Superintendent Jeff Hauswald sees the candy store as an apt metaphor, as his corporation will get a quarter-million additional dollars this year from tuition paid by 22 international students — most of whom will live in the dormitory the one-time sweets shop has become. But Hauswald hopes for more. He says when discussions began between school and city leaders about fixing up the building, they quickly came back to the city’s ongoing theme of economic rebirth.
“The more ideas they get and the more they see the value on the dollar for north central Indiana, we hope they’ll develop connections and relationships and develop ideas and want to come back here and invest in Kokomo down the road,” Hauswald says. “It would definitely be a long-term investment, but we think the likelihood is there.”

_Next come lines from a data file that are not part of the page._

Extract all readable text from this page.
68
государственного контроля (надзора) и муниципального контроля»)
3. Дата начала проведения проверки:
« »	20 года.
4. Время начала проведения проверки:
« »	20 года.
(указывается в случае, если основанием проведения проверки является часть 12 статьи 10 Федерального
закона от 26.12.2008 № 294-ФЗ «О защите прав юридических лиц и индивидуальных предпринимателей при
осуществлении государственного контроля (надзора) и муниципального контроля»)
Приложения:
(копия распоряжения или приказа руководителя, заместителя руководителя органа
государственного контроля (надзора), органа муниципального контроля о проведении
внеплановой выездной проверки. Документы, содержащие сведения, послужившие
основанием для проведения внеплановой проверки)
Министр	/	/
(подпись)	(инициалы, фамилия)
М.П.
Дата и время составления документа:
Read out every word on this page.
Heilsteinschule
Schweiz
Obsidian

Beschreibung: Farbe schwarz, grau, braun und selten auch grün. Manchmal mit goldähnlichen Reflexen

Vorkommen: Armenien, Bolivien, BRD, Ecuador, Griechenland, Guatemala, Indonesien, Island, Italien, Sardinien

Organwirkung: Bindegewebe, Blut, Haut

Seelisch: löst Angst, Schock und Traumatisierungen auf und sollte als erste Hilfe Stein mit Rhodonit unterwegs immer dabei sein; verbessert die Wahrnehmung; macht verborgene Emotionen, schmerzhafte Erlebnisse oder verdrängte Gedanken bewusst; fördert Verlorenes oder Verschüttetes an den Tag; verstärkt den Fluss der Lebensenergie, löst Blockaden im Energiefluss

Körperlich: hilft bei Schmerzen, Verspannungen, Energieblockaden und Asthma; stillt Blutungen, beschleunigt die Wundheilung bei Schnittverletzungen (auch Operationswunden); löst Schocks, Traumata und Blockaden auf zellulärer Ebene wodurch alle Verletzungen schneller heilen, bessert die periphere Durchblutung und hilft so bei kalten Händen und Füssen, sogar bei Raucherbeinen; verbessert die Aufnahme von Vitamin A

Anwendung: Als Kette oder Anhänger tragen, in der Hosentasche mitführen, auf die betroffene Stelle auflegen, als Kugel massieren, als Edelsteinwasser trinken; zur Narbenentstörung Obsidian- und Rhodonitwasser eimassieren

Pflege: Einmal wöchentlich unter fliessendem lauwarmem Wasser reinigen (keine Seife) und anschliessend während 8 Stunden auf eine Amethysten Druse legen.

But to fund international travel and a $13,000-a-year tuition bill, international families will likely have to have some financial means — which might mean near-term investment, too.“When the families come over, if the mom or the dad is a businessman or a businesswoman for a company internationally, and they say ‘this might be an idea to develop, foster relationships in the short term,’ then that’s a side benefit as well,” Hauswald says.
Senior Jose Valdivia traveled to Kokomo from his native Bolivia, where his grandfather is the head of a cultural agency which is paying his way.
“My mom only has to send me money from Bolivia each month,” says Valdivia, who hopes attending an Indiana high school will break down some procedural roadblocks to getting into an American university. “I intend to apply to Purdue or Texas A&M — either — because I want to study engineering. So it’s kind of easier to apply while you live here,” he says. “So it’s a perfect chance.”
There aren’t many — if any — rules for how the international dorm may be run. Once Kokomo-Center officials determined no taxpayer dollars would be spent on the international students, they knew didn’t need any sort of permission from the state to proceed. Still, Indiana Department of Education spokesperson Alex Damron says his agency will be keeping tabs on how well the idea works.
Damron couldn’t say whether the department supports the idea of charging international students for tuition, room and board as a means of coping with cuts to public education funding, but does say superintendents must be careful not to increase class sizes.
And in Kokomo, the former candy store will soon be resurrected — both figuratively for the city and literally. Culinary arts students are set to spend a few days a week behind a recently reinstalled store counter. They’ll complete the economic development cycle selling the sweet treats they bake up.